Malala and the First International Day of the Girl
On this day, October 11, when the UN and the world observe the first International Day of the Girl, we have a chilling reminder of just how far we have to go before girls achieve true gender equality. Malala Yousufzai, a 14-year-old Pakistani girl who was shot in the head by the Taliban for daring to advocate for the education of girls, is fighting for her life in a Peshawar military hospital. While hopes are high that she will survive, she remains in critical condition.
Leaders from around the world today will talk about the vital importance of girls' right to education, but all the words in the world will not speak louder than the grim tragedy that has befallen Malala. In Pakistan, as in many other developing countries, girls lack far behind boys in educational attainment.
Child marriage is still prevalent in many rural areas of Pakistan, including the Swat Valley, where Malala was shot. Even in these modern times, tradition and culture conspire to deprive young girls of their adolescence, their freedom, their schooling and their hopes for a better life. In some areas of the world, including some portions of Pakistan, girls are transferred to another family in the settlement of debt.
But when it comes to gender equity or child marriage, Pakistan is far from the worst offender. Across the border in Afghanistan girls who have been raped are often forced to marry the perpetrator or, worse, they have been imprisoned for the "crime" of adultery.
Four years ago, the world rallied around Nujood Ali, a young Yemeni girl who was married off at the age of 10 to a man in his thirties. Beaten by her in-laws and raped by her husband, she walked into a local court and asked the judge to grant her a divorce on the grounds that the law in Yemen forbade her husband from having intercourse with her until she was of "suitable" age. To the shock and relief of the world, Nujood Ali was granted the divorce. Today, she is an internationally recognized advocate for the education of girls.
In the four years that have passed since Nujood Ali's case seized the conscience of the world, a growing number of world leaders have joined the fight against child marriage. A few years ago a distinguished group of former world leaders formed a group called the Elders, and subsequently joined up in support of a larger global campaign called "Girls not Brides."
The momentum generated by that campaign has raised hopes that the practice of child marriage can be abolished, but despite broad acknowledgement that child marriage is a violation of human rights, the world has a long ways to go in ending the practice. Every year, an estimated 10 million girls worldwide are married before they turn 18, often with no say in the matter.
Child marriage is one of the principal reasons that fertility rates remain high in many of the least developed countries. It's also a major contributor to maternal and infant mortality. Physically, many girl brides are not mature enough to bear children, or the children they bear are born prematurely. And by removing girls from school, child marriage perpetuates the cycle of poverty and gender oppression.
PBS just ran a television special based on Half the Sky: Turning Oppression into Opportunity for Women Worldwide, the widely acclaimed book by Nicholas Kristof and Sheryl WuDunn. While the book and the documentary focus, understandably, on the injustice of gender inequality, they also highlight the enormous benefits, social and economic, that would flow from educating girls and giving them full equality.
As tragic as the shooting of Malala Yousufzai was, we must turn our collective outrage into constructive action. On this day, the first International Day of the Girl, let us all resolve to turn her personal tragedy into a global rallying cry for girls, their education, and their right to pursue their own hopes and dreams, free from the tyranny of gender inequality.

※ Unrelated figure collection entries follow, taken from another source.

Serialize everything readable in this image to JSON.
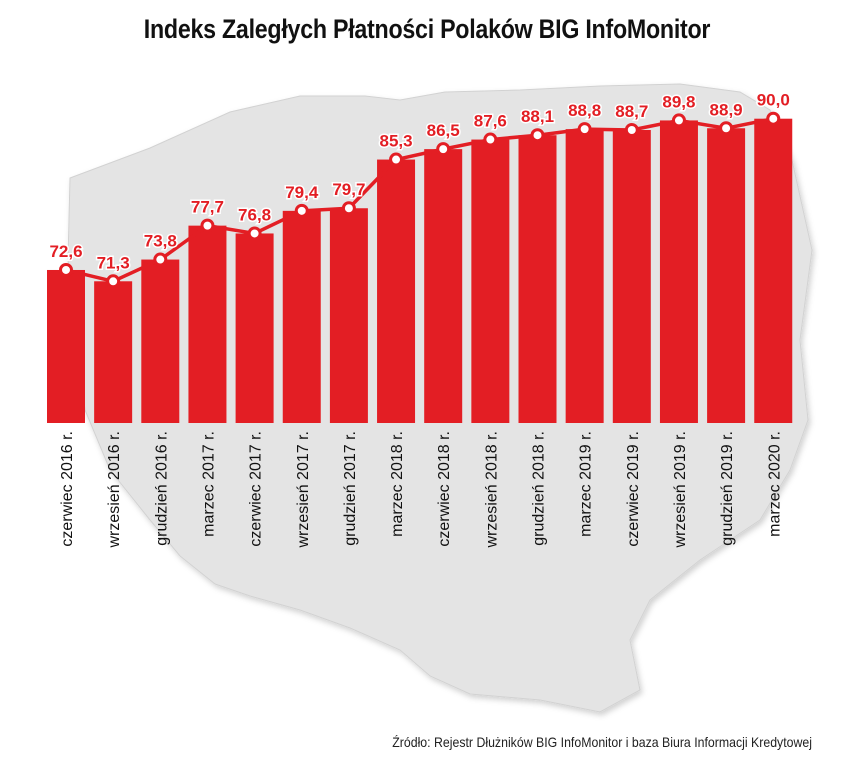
{
  "chart_data": {
    "type": "bar",
    "title": "Indeks Zaległych Płatności Polaków BIG InfoMonitor",
    "categories": [
      "czerwiec 2016 r.",
      "wrzesień 2016 r.",
      "grudzień 2016 r.",
      "marzec 2017 r.",
      "czerwiec 2017 r.",
      "wrzesień 2017 r.",
      "grudzień 2017 r.",
      "marzec 2018 r.",
      "czerwiec 2018 r.",
      "wrzesień 2018 r.",
      "grudzień 2018 r.",
      "marzec 2019 r.",
      "czerwiec 2019 r.",
      "wrzesień 2019 r.",
      "grudzień 2019 r.",
      "marzec 2020 r."
    ],
    "values": [
      72.6,
      71.3,
      73.8,
      77.7,
      76.8,
      79.4,
      79.7,
      85.3,
      86.5,
      87.6,
      88.1,
      88.8,
      88.7,
      89.8,
      88.9,
      90.0
    ],
    "value_labels": [
      "72,6",
      "71,3",
      "73,8",
      "77,7",
      "76,8",
      "79,4",
      "79,7",
      "85,3",
      "86,5",
      "87,6",
      "88,1",
      "88,8",
      "88,7",
      "89,8",
      "88,9",
      "90,0"
    ],
    "ylim": [
      55,
      91
    ],
    "grid": false,
    "legend": "none",
    "overlay": "line with markers",
    "colors": {
      "bar": "#e31e24",
      "line": "#e31e24",
      "marker_fill": "#ffffff",
      "map": "#e4e4e4"
    }
  },
  "source": "Źródło: Rejestr Dłużników BIG InfoMonitor i baza Biura Informacji Kredytowej"
}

Horrible isn't it. And this goes on in so many places. Girls are just not valued except as objects to be purchased.
You know, hate to say this, but horrible things happen to young girls like that even in both of our countries. Child sex trafficking is a much bigger problem then most even realize. Read up on it in both the US and Canada. A huge huge problem, and girls are far more often victimized then boys. You would be amazed at how many 13 and 14 year old prostitutes exist. Pimps and even their own parents some times sell them like used furniture. It's horrible, just absolutely horrible.
OMG, adgal, its horrible! Its awful that females are still thought of as objects, especially in this country and maybe that is why I am so passionate about the progress that women have made in this country and want so hard to fight to maintain it. We have a ways to go but thank god we were born where we were. It is simply the luck of the draw isnt it? I would never make it in the middle east, I would have been beheaded long ago.
I hear you sista! Sadly though we still have a long way to go. When I read about the issues faced in both our countries on human trafficking, it makes me ill. It's hard to believe it still goes on here.
I have been to the Middle East, and I can remember at one point my husband considering moving us there for a fabulous job opportunity he had. However, he opted not to pursue it...he said I would have been jailed for life or something as knowing me, I would have had those women deveiled and marching in protest!! lol. He was to scared to move me there.
Women's rights still have so far to go in our world don't they. But, the continued education and talking about it are a great way to start the process.